Anthony went to see the psychologist.
“How many people do you know, Dr. Shirm?”
“I could be crabby and say that I know as many as want to; but it wouldn’t be the truth. I rather like people, which is odd in my profession. What is it that you really want to know?”
“How many people can one man know?”
“It doesn’t matter very much. People mostly overestimate the number of their acquaintances. What is it that you are trying to ask me?”
“Could one man know everyone?”
“Naturally not. But unnaturally he might seem to. There is a delusion to this effect accompanied by euphoria, and it is called—”
“I don’t want to know what it is called. Why do specialists use Latin and Greek?”
“One part hokum, and two parts need; there simply not being enough letters in the alphabet of exposition without them. It is as difficult to name concepts as children, and we search our brains as a new mother does. It will not do to call two children or two concepts by the same name.”
“Thank you. I doubt that this is delusion, and it is not accompanied by euphoria.”
Anthony had a reason for questioning the four men since (as a new thing that had come to him) he knew everybody. He knew everyone in Salt Lake City, where he had never been. He knew everybody in Jebel Shah, where the town is a little amphitheater around the harbor, and in Batangas and Weilmi. He knew the loungers around the end of the Galata bridge in Istanbul, and the porters in Kuala Lumpur. He knew the tobacco traders in Plovdiv, and the cork cutters of Portugal. He knew the dock workermen in Djibouti, and the glove makers in Prague. He knew the vegetable farmers around El Centro, and the muskrat trappers of Barrataria Bay. He knew the three billion people of the world by name and face, and with a fair degree of intimacy.
“Yet I’m not a very intelligent man. I’ve been called a bungler. And they’ve had to reassign me three different times at the filter center. I’ve seen only a few thousands of those billions of people, and it seems unusual that I should know them all. It may be a delusion, as Dr. Shirm says, but it is a heavily detailed delusion, and it is not accompanied by euphoria. I feel like green hell just thinking of it.”
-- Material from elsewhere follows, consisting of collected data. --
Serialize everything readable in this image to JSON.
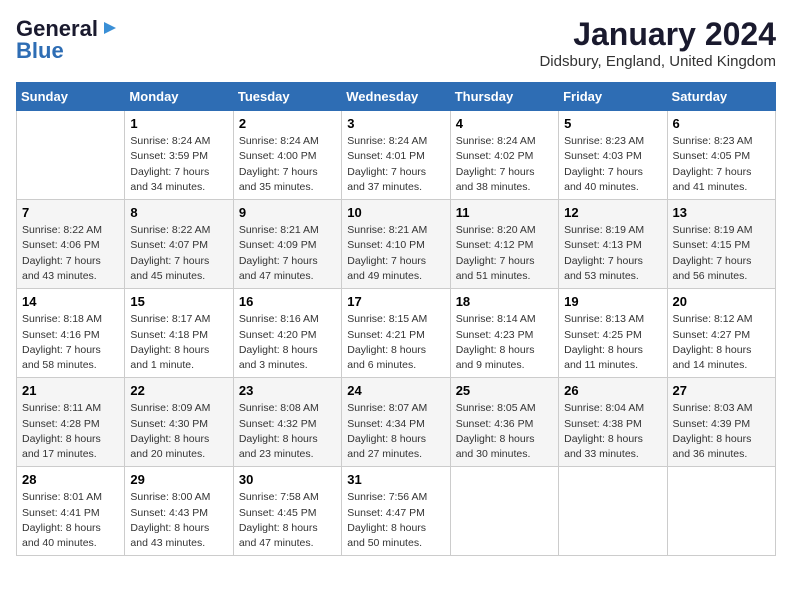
{
  "header": {
    "logo_line1": "General",
    "logo_line2": "Blue",
    "month_title": "January 2024",
    "location": "Didsbury, England, United Kingdom"
  },
  "days_of_week": [
    "Sunday",
    "Monday",
    "Tuesday",
    "Wednesday",
    "Thursday",
    "Friday",
    "Saturday"
  ],
  "weeks": [
    [
      {
        "date": "",
        "sunrise": "",
        "sunset": "",
        "daylight": ""
      },
      {
        "date": "1",
        "sunrise": "Sunrise: 8:24 AM",
        "sunset": "Sunset: 3:59 PM",
        "daylight": "Daylight: 7 hours and 34 minutes."
      },
      {
        "date": "2",
        "sunrise": "Sunrise: 8:24 AM",
        "sunset": "Sunset: 4:00 PM",
        "daylight": "Daylight: 7 hours and 35 minutes."
      },
      {
        "date": "3",
        "sunrise": "Sunrise: 8:24 AM",
        "sunset": "Sunset: 4:01 PM",
        "daylight": "Daylight: 7 hours and 37 minutes."
      },
      {
        "date": "4",
        "sunrise": "Sunrise: 8:24 AM",
        "sunset": "Sunset: 4:02 PM",
        "daylight": "Daylight: 7 hours and 38 minutes."
      },
      {
        "date": "5",
        "sunrise": "Sunrise: 8:23 AM",
        "sunset": "Sunset: 4:03 PM",
        "daylight": "Daylight: 7 hours and 40 minutes."
      },
      {
        "date": "6",
        "sunrise": "Sunrise: 8:23 AM",
        "sunset": "Sunset: 4:05 PM",
        "daylight": "Daylight: 7 hours and 41 minutes."
      }
    ],
    [
      {
        "date": "7",
        "sunrise": "Sunrise: 8:22 AM",
        "sunset": "Sunset: 4:06 PM",
        "daylight": "Daylight: 7 hours and 43 minutes."
      },
      {
        "date": "8",
        "sunrise": "Sunrise: 8:22 AM",
        "sunset": "Sunset: 4:07 PM",
        "daylight": "Daylight: 7 hours and 45 minutes."
      },
      {
        "date": "9",
        "sunrise": "Sunrise: 8:21 AM",
        "sunset": "Sunset: 4:09 PM",
        "daylight": "Daylight: 7 hours and 47 minutes."
      },
      {
        "date": "10",
        "sunrise": "Sunrise: 8:21 AM",
        "sunset": "Sunset: 4:10 PM",
        "daylight": "Daylight: 7 hours and 49 minutes."
      },
      {
        "date": "11",
        "sunrise": "Sunrise: 8:20 AM",
        "sunset": "Sunset: 4:12 PM",
        "daylight": "Daylight: 7 hours and 51 minutes."
      },
      {
        "date": "12",
        "sunrise": "Sunrise: 8:19 AM",
        "sunset": "Sunset: 4:13 PM",
        "daylight": "Daylight: 7 hours and 53 minutes."
      },
      {
        "date": "13",
        "sunrise": "Sunrise: 8:19 AM",
        "sunset": "Sunset: 4:15 PM",
        "daylight": "Daylight: 7 hours and 56 minutes."
      }
    ],
    [
      {
        "date": "14",
        "sunrise": "Sunrise: 8:18 AM",
        "sunset": "Sunset: 4:16 PM",
        "daylight": "Daylight: 7 hours and 58 minutes."
      },
      {
        "date": "15",
        "sunrise": "Sunrise: 8:17 AM",
        "sunset": "Sunset: 4:18 PM",
        "daylight": "Daylight: 8 hours and 1 minute."
      },
      {
        "date": "16",
        "sunrise": "Sunrise: 8:16 AM",
        "sunset": "Sunset: 4:20 PM",
        "daylight": "Daylight: 8 hours and 3 minutes."
      },
      {
        "date": "17",
        "sunrise": "Sunrise: 8:15 AM",
        "sunset": "Sunset: 4:21 PM",
        "daylight": "Daylight: 8 hours and 6 minutes."
      },
      {
        "date": "18",
        "sunrise": "Sunrise: 8:14 AM",
        "sunset": "Sunset: 4:23 PM",
        "daylight": "Daylight: 8 hours and 9 minutes."
      },
      {
        "date": "19",
        "sunrise": "Sunrise: 8:13 AM",
        "sunset": "Sunset: 4:25 PM",
        "daylight": "Daylight: 8 hours and 11 minutes."
      },
      {
        "date": "20",
        "sunrise": "Sunrise: 8:12 AM",
        "sunset": "Sunset: 4:27 PM",
        "daylight": "Daylight: 8 hours and 14 minutes."
      }
    ],
    [
      {
        "date": "21",
        "sunrise": "Sunrise: 8:11 AM",
        "sunset": "Sunset: 4:28 PM",
        "daylight": "Daylight: 8 hours and 17 minutes."
      },
      {
        "date": "22",
        "sunrise": "Sunrise: 8:09 AM",
        "sunset": "Sunset: 4:30 PM",
        "daylight": "Daylight: 8 hours and 20 minutes."
      },
      {
        "date": "23",
        "sunrise": "Sunrise: 8:08 AM",
        "sunset": "Sunset: 4:32 PM",
        "daylight": "Daylight: 8 hours and 23 minutes."
      },
      {
        "date": "24",
        "sunrise": "Sunrise: 8:07 AM",
        "sunset": "Sunset: 4:34 PM",
        "daylight": "Daylight: 8 hours and 27 minutes."
      },
      {
        "date": "25",
        "sunrise": "Sunrise: 8:05 AM",
        "sunset": "Sunset: 4:36 PM",
        "daylight": "Daylight: 8 hours and 30 minutes."
      },
      {
        "date": "26",
        "sunrise": "Sunrise: 8:04 AM",
        "sunset": "Sunset: 4:38 PM",
        "daylight": "Daylight: 8 hours and 33 minutes."
      },
      {
        "date": "27",
        "sunrise": "Sunrise: 8:03 AM",
        "sunset": "Sunset: 4:39 PM",
        "daylight": "Daylight: 8 hours and 36 minutes."
      }
    ],
    [
      {
        "date": "28",
        "sunrise": "Sunrise: 8:01 AM",
        "sunset": "Sunset: 4:41 PM",
        "daylight": "Daylight: 8 hours and 40 minutes."
      },
      {
        "date": "29",
        "sunrise": "Sunrise: 8:00 AM",
        "sunset": "Sunset: 4:43 PM",
        "daylight": "Daylight: 8 hours and 43 minutes."
      },
      {
        "date": "30",
        "sunrise": "Sunrise: 7:58 AM",
        "sunset": "Sunset: 4:45 PM",
        "daylight": "Daylight: 8 hours and 47 minutes."
      },
      {
        "date": "31",
        "sunrise": "Sunrise: 7:56 AM",
        "sunset": "Sunset: 4:47 PM",
        "daylight": "Daylight: 8 hours and 50 minutes."
      },
      {
        "date": "",
        "sunrise": "",
        "sunset": "",
        "daylight": ""
      },
      {
        "date": "",
        "sunrise": "",
        "sunset": "",
        "daylight": ""
      },
      {
        "date": "",
        "sunrise": "",
        "sunset": "",
        "daylight": ""
      }
    ]
  ]
}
He knew the cattle traders of Letterkenny Donegal; he knew the cane cutters of Oriente, and the tree climbers of Milne Bay. He knew the people who died every minute, and those who were born.
“There is no way out of it. I know everybody in the world. It is impossible, but it is so. And to what purpose? There aren’t a handful of them I could borrow a dollar from, and I haven’t a real friend in the lot. I don’t know whether it came to me suddenly, but I realized it suddenly. My father was a junk dealer in Wichita, and my education is spotty. I am maladjusted, introverted, incompetent and unhappy, and I also have weak kidneys. Why should a power like this come to a man like me?”